Lily Harlem, $0.99, ISBN 978-1393381457
Contemporary Romance, 2018
Rookie Rules & Red-Hot Trouble by Lily Harlem is obviously two stories in a single volume. Red Hot Trouble was previously published in another anthology, which the author also helpfully adds to have hit the USA Today bestseller list.
Alright, stand up and let’s give the author a three-minute applause for that tremendous accomplishment. Come on, it’s the nice thing to do.
I bought this thinking that the whole thing is one single title, so this is going to be some novice’s introduction to dominating some troublemaker guy in some baby’s first BDSM thing, but hey, I can live with my mistake. After all, I’m getting two for the price of one, so maybe this will be a good thing!
The first story Rookie Rules begins at a wedding of, I assume, some woman that starred in a previous story in this Hot Ice series.
Harmony, the BFF of this woman, and their other girlfriends are the bridesmaids, of course. Also there is the bridegroom’s friend and teammate, Jackson Price, whom Harmony had done the clichéd “I shagged the best man at the wedding” act with way ahead of this day.
So, they dance to Bryan Adams at the wedding—that’s how we all know that this is a wedding of super hip and trendy young people of today—and decide to make their one-time shag into an event of multitudes and multiples.
To celebrate this momentous epiphany, they of course shag.
He came with me. His cock pumping and pulsing as he filled the condom.
That’s nice, they are shagging responsibly, but is this the best the author can do to describe the pinnacle moment of this story? I feel like I should be opening my notepad and telling the author, “Noted, ma’am, but how much did he fill the condom? I can’t submit a full report to the manager without that detail.”
I found his mouth, cupped his cheeks and kissed him. Showing him with my lips and tongue just how amazing I thought he was, how well we fit together and how much I wanted him, still wanted him.
See, this is where I have to raise my hand to voice my concerns to the author. The story is as short as it is, and the author tries to spice things up at the end with a condom-filling scene, but come on, can we have more excitement please? Like that cheek-cupping above. Why can’t we have something different and let her toss his salad or something? She’s already cupping some cheeks after all.
If the story is this short, why not do something to make it memorable?
Anyway, the narrative style is clean and polished, the conversations are fine, and the secondary characters don’t feel intrusive—impressive indeed considering that this story is basically a parade of sequel baits—but at the same time, this story is so basic, like a hump with a guy that is done in three seconds, that I can only wonder what the point of the whole thing is.
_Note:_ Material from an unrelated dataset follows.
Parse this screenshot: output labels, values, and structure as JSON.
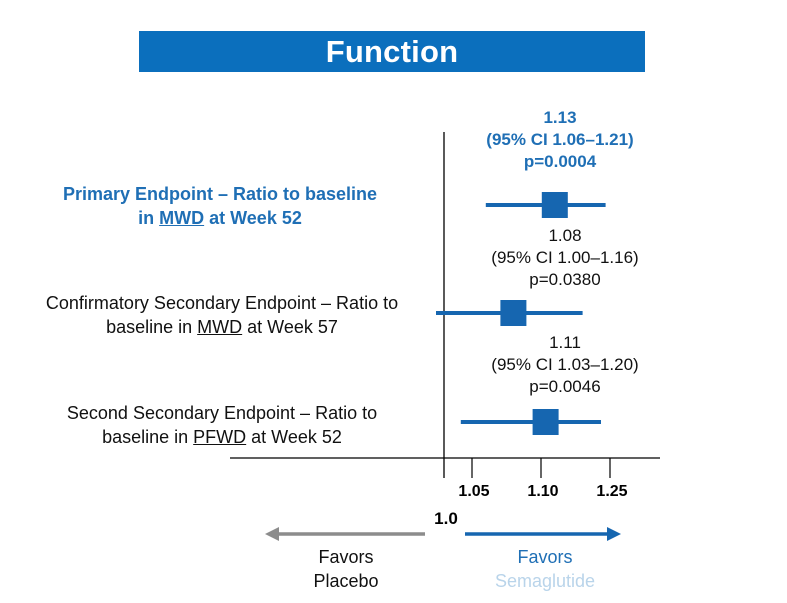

Next up is Red-Hot Trouble. Our heroine Dr Sophie Delaney shows up to stand in for her twin brother, also a doctor, when Benjamin is double-booked and can’t tend to the injuries of the Orlando Vipers after the game.
She’s in luck as star player Nathan Walker, “the Flash”, needs her healing touch on the bump in his head. His big head, people, sheesh… although now that I think about it, those dirty-minded people aren’t wrong.
Will Sophie learn the dismaying truth that the Flash is also that fast to finish in bed? Oh don’t worry, he’s a romance hero, so he’s going to make it last for at least three hours in bed.
This is the longer story, but just like the previous story, this one seems to go out of its way to be as forgettable as can be.
The story reads like a day-by-day account of these characters’ daily lives, but sadly, their daily lives consist of mostly mundane conversations and a lot of walking around from this place to that place. Does it need to be like this? The author could have spiced things up, such as having some exciting drama or lots of sex in store rooms and what not, so it’s a bewildering decision for her to present this kind of story instead.
I can only assume that this story is meant for readers that are already so enamored of these characters that it is enough to plonk down $0.99 just to get some black and white assurance that these characters won’t spend the rest of their lives without a hot person to have lots of sex with.
Sure, the idea of lots of sex with a hot person can be exciting, but these stories make them feel so mundane and tepid.
Maybe the author doesn’t want to overdo the perfect sex in her stories so that her readers won’t feel so let down by real life sex afterward? That’s a commendable public service, but I’d take exciting stories over settling for mundane things any day.